The final route, evidently quite popular amongst young voters, is the path of least resistance. In a recent Harvard poll, little more than half of Millenials were “definitely going to vote,” with another 16% “likely to vote.,” which, put together, makes roughly the number of young voters actually registered to vote. Of those not registered, referred to by the Pew Research Center as ‘Bystanders,’ over half are under thirty years old, and of the bystanders, 39% say that they never vote, (read: disenfranchised), and half are making less than $30,000 annually. These people are the subject of a raging debate in Washington, and yet they exude indifference when confronted with the chance to ‘participate’ in the discussion about their fate. The situation bears all the hallmarks of trust issues, and with today’s requisite Sisyphean quest for a straight answer, it’s hard to put all the blame on these disinterested voters.

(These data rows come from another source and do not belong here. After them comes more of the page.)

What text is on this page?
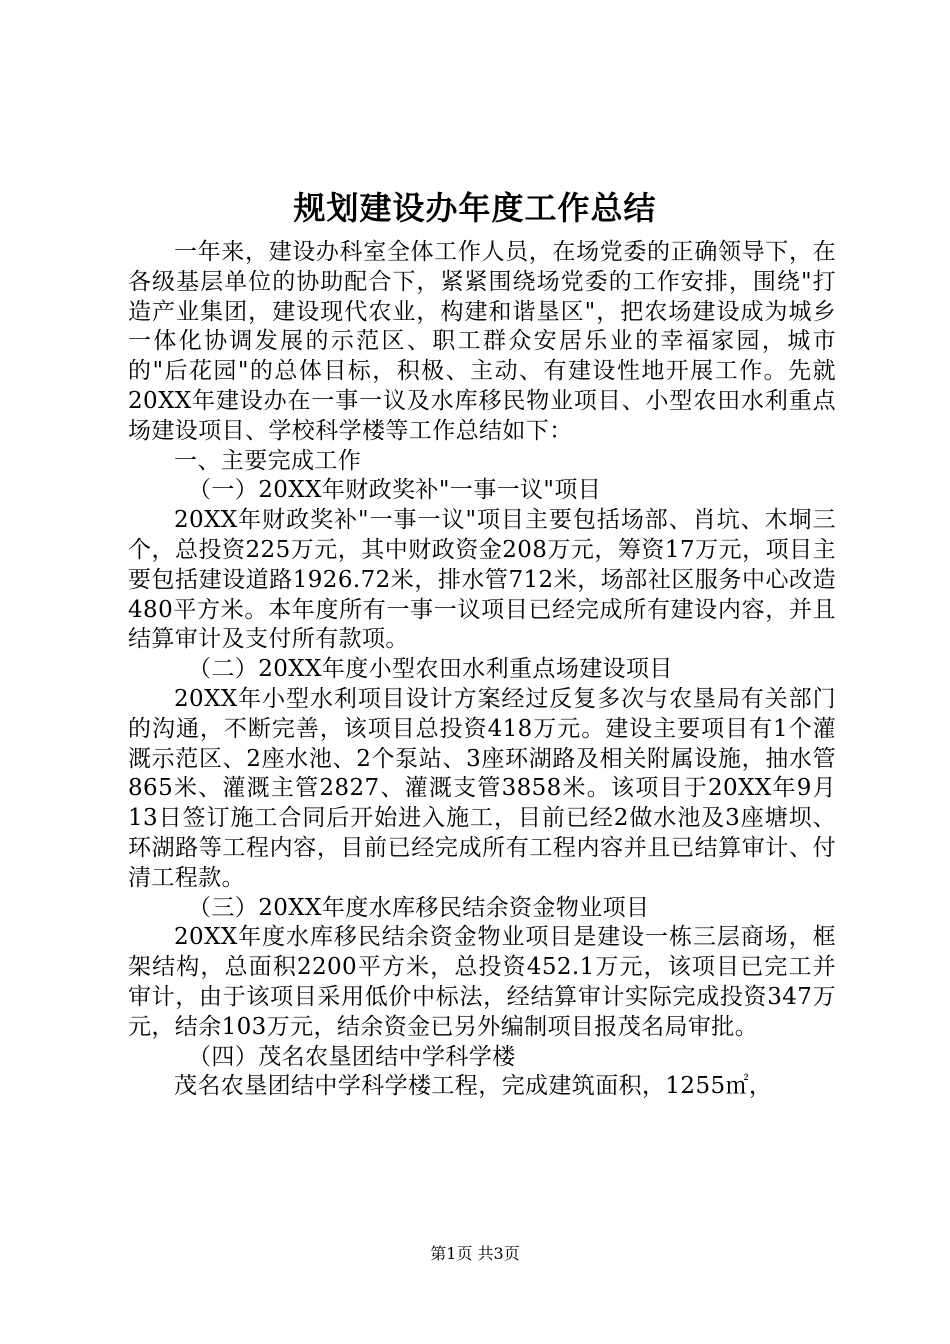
规划建设办年度工作总结

一年来，建设办科室全体工作人员，在场党委的正确领导下，在各级基层单位的协助配合下，紧紧围绕场党委的工作安排，围绕"打造产业集团，建设现代农业，构建和谐垦区"，把农场建设成为城乡一体化协调发展的示范区、职工群众安居乐业的幸福家园，城市的"后花园"的总体目标，积极、主动、有建设性地开展工作。先就20XX年建设办在一事一议及水库移民物业项目、小型农田水利重点场建设项目、学校科学楼等工作总结如下：

一、主要完成工作

（一）20XX年财政奖补"一事一议"项目

20XX年财政奖补"一事一议"项目主要包括场部、肖坑、木垌三个，总投资225万元，其中财政资金208万元，筹资17万元，项目主要包括建设道路1926.72米，排水管712米，场部社区服务中心改造480平方米。本年度所有一事一议项目已经完成所有建设内容，并且结算审计及支付所有款项。

（二）20XX年度小型农田水利重点场建设项目

20XX年小型水利项目设计方案经过反复多次与农垦局有关部门的沟通，不断完善，该项目总投资418万元。建设主要项目有1个灌溉示范区、2座水池、2个泵站、3座环湖路及相关附属设施，抽水管865米、灌溉主管2827、灌溉支管3858米。该项目于20XX年9月13日签订施工合同后开始进入施工，目前已经2做水池及3座塘坝、环湖路等工程内容，目前已经完成所有工程内容并且已结算审计、付清工程款。

（三）20XX年度水库移民结余资金物业项目

20XX年度水库移民结余资金物业项目是建设一栋三层商场，框架结构，总面积2200平方米，总投资452.1万元，该项目已完工并审计，由于该项目采用低价中标法，经结算审计实际完成投资347万元，结余103万元，结余资金已另外编制项目报茂名局审批。

（四）茂名农垦团结中学科学楼

茂名农垦团结中学科学楼工程，完成建筑面积，1255㎡，

第1页 共3页
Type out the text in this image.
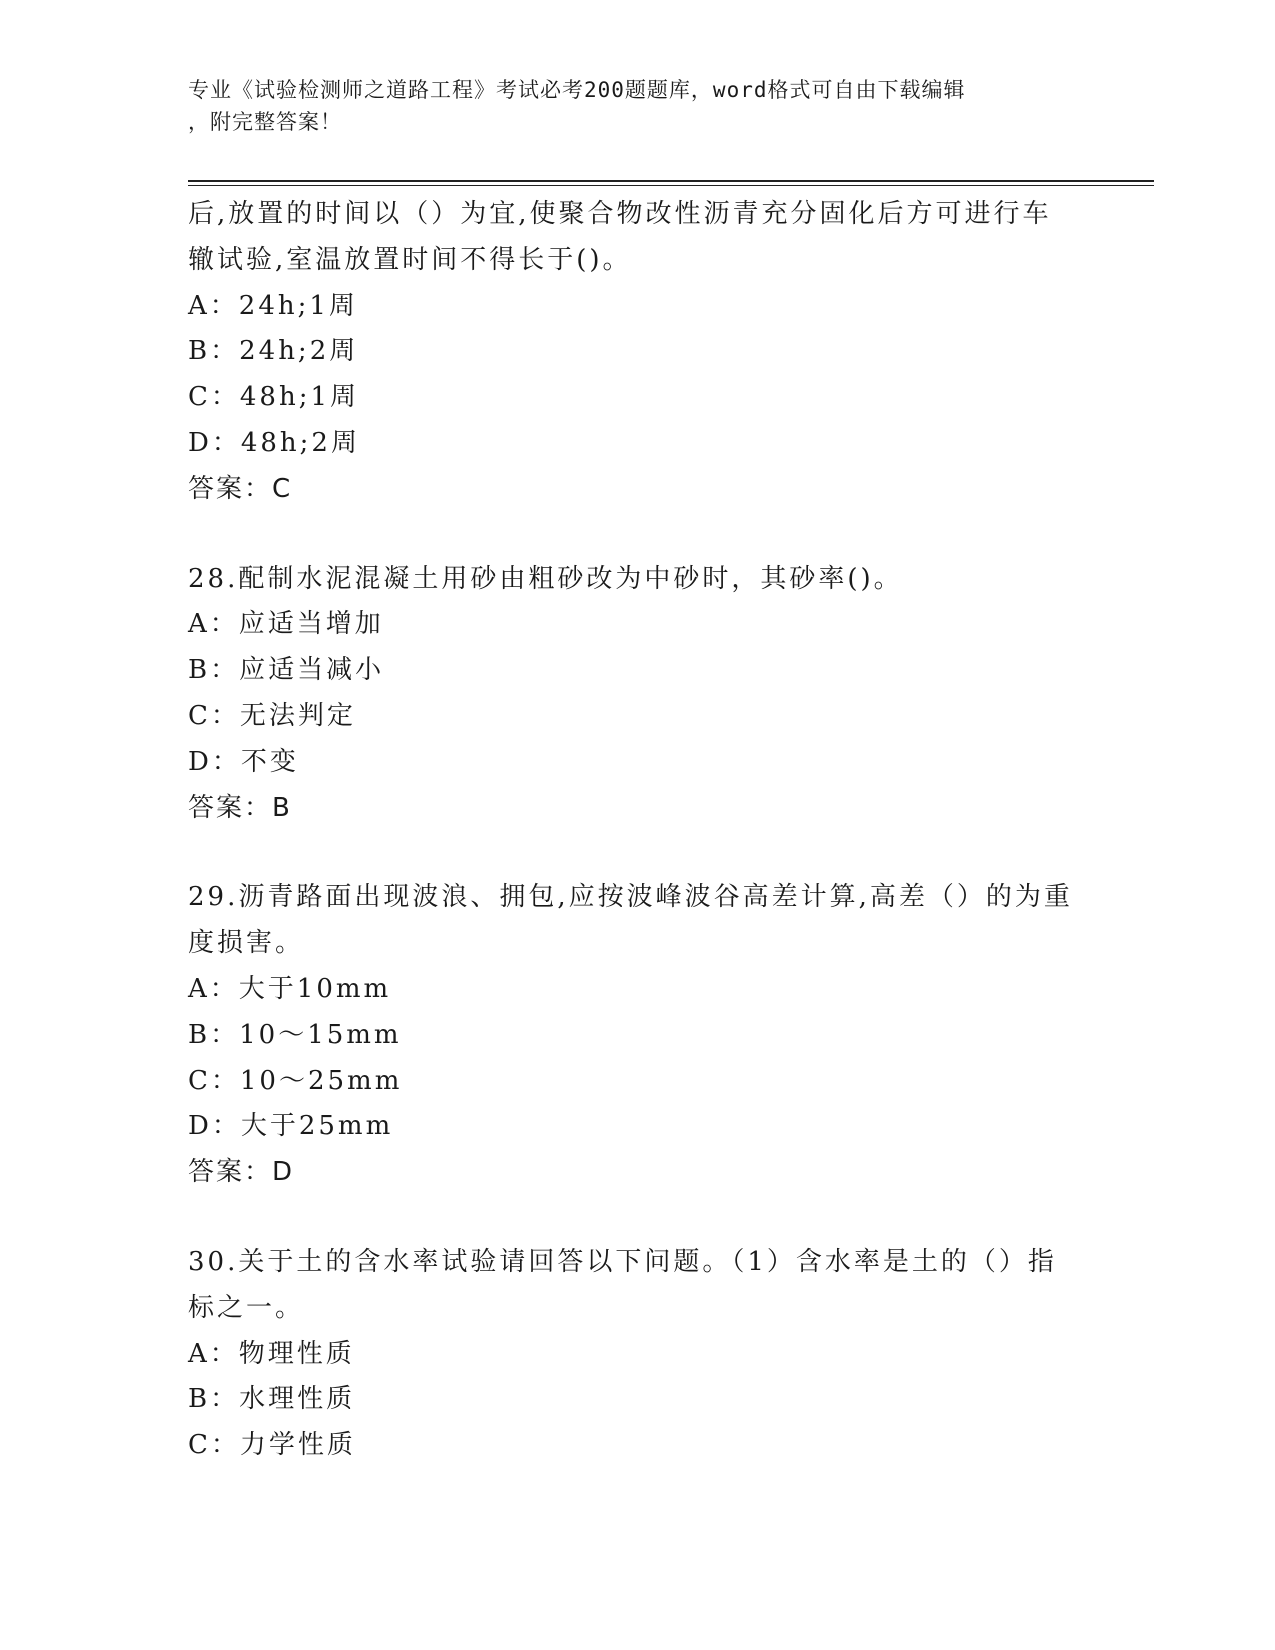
专业《试验检测师之道路工程》考试必考200题题库，word格式可自由下载编辑
，附完整答案！
后,放置的时间以（）为宜,使聚合物改性沥青充分固化后方可进行车
辙试验,室温放置时间不得长于()。
A：24h;1周
B：24h;2周
C：48h;1周
D：48h;2周
答案：C
28.配制水泥混凝土用砂由粗砂改为中砂时，其砂率()。
A：应适当增加
B：应适当减小
C：无法判定
D：不变
答案：B
29.沥青路面出现波浪、拥包,应按波峰波谷高差计算,高差（）的为重
度损害。
A：大于10mm
B：10～15mm
C：10～25mm
D：大于25mm
答案：D
30.关于土的含水率试验请回答以下问题。（1）含水率是土的（）指
标之一。
A：物理性质
B：水理性质
C：力学性质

Aaron Sorkin’s new HBO drama, “Newsroom,” (the past-news angle of which has an air of Captain Hindsight about it) makes the case that we lack a moral center, a Cronkite or Murrow to trust, someone not insulated from the media-at-large but ready to speak truth to BS and sense to idiots. It may indeed be the case that we’re all adrift in a sea of moral relativism with no anchor, or at least none ready to brave the waters. This is a problem with no easy solution, and there are some in the political establishment who may consider the whole thing to be a boon. But how is it not a problem when so many young people do not care enough to even choose a leader? Was Luis Fishman right? Is a specific candidate the lesser evil, and the truth guessing game we play with them and the media? Or is apathy the lesser evil, as opposed to its expectant glove? For now, maybe I’ll just wait for Stewart and Colbert to come back from vacation and tell me.